Edward Gibbon: better for your English than Google
Gibbon, the historian and author of The Decline and Fall of the Roman Empire, neglected his studies at Oxford and as a result at the age of sixteen was sent by his father to Switzerland. There, at Lausanne, under the supervision of a French tutor, he writes in his autobiography of suffering what we would now call ‘cultural shock’, of being a stranger in a foreign land. As he says, he had lost the use of speech and hearing. Ignorant of French, he could neither ask nor answer a question in the language. He disliked everything about the place. He had exchanged the cheerful open fires of home for the “dull, invisible heat of a stove”. Any native Englishman, he writes, would be disgusted with the appearance, the “general aspect”, of his lodging. Many a student sent to England to study English will sympathise with Gibbon when he says, “My condition seemed as destitute of hope as it was devoid of pleasure.” Full of self-pity, he felt himself to be an exile and a prisoner. No doubt many of my own students have felt the same way.
But Gibbon persevered. Living with his tutor’s family, he had to listen and speak in French. Discouraged at first by his slowness, he writes that after a few months he was astonished by the rapidity of his progress: “My pronunciation was formed by the constant repetition of the same sounds… ease and freedom were obtained by practice… and before I was recalled home, French, in which I spontaneously thought, was more familiar than English to my ear, my tongue, and my pen.” His success was achieved after a stay of about five years, at the age of twenty-one.
By the third year of his stay he had become a serious student, working on his own and designing his own study systems.
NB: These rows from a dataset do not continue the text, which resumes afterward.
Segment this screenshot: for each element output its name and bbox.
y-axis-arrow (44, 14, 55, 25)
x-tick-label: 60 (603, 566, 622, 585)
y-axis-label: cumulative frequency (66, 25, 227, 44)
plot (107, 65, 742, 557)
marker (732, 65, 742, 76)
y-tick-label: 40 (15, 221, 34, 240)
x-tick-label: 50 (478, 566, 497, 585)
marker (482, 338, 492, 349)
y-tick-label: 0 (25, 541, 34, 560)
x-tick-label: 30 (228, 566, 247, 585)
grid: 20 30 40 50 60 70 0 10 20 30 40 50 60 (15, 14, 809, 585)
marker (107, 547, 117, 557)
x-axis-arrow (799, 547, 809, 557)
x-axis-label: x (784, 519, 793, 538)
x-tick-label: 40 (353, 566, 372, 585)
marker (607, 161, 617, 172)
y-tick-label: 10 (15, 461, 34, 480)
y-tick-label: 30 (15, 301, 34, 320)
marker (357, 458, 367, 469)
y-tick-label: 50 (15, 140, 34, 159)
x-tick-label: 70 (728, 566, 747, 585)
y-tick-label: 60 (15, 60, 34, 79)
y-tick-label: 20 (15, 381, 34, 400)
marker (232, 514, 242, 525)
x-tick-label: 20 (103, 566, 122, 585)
In contrast with modern learning methods, he recommends the use of translation. In his case, he would translate Cicero into French and then, the next day, translate his French back into Latin and compare his work with the original in order to check his accuracy and style . He says that in time he became less ashamed of himself and more satisfied.
Although I have never been keen on translation as a method of language learning, I think there are benefits in Gibbon’s method, especially for intermediate and advanced students working on their own without the benefit of conversation with a native speaker. As a system, its major advantage is that it is active, needs more mental effort than reading, a largely passive activity. The second translation back into the original jogs your memory and provides the necessary repetition. Comparing your work with the native text shows immediately just how much you have retained and, depending on your mistakes, whether or not the whole process should be repeated.
Don’t start with Shakespeare. Start with any passage that you can read with great ease, perhaps a dialogue or a simple anecdote, a hundred or so words long. A book written in English for very young children will make an ideal starting point. Of course, the more advanced the student, the less easy the passage should be. As fast as your pen will move, translate into your own language. Put aside for an hour or two, or until the same time next day (no longer). Translate back into English. Compare with the original. How did you do? Congratulations! Do the exercise daily. Use progressively longer and less easy passages.
It worked for Gibbon. It should work for you.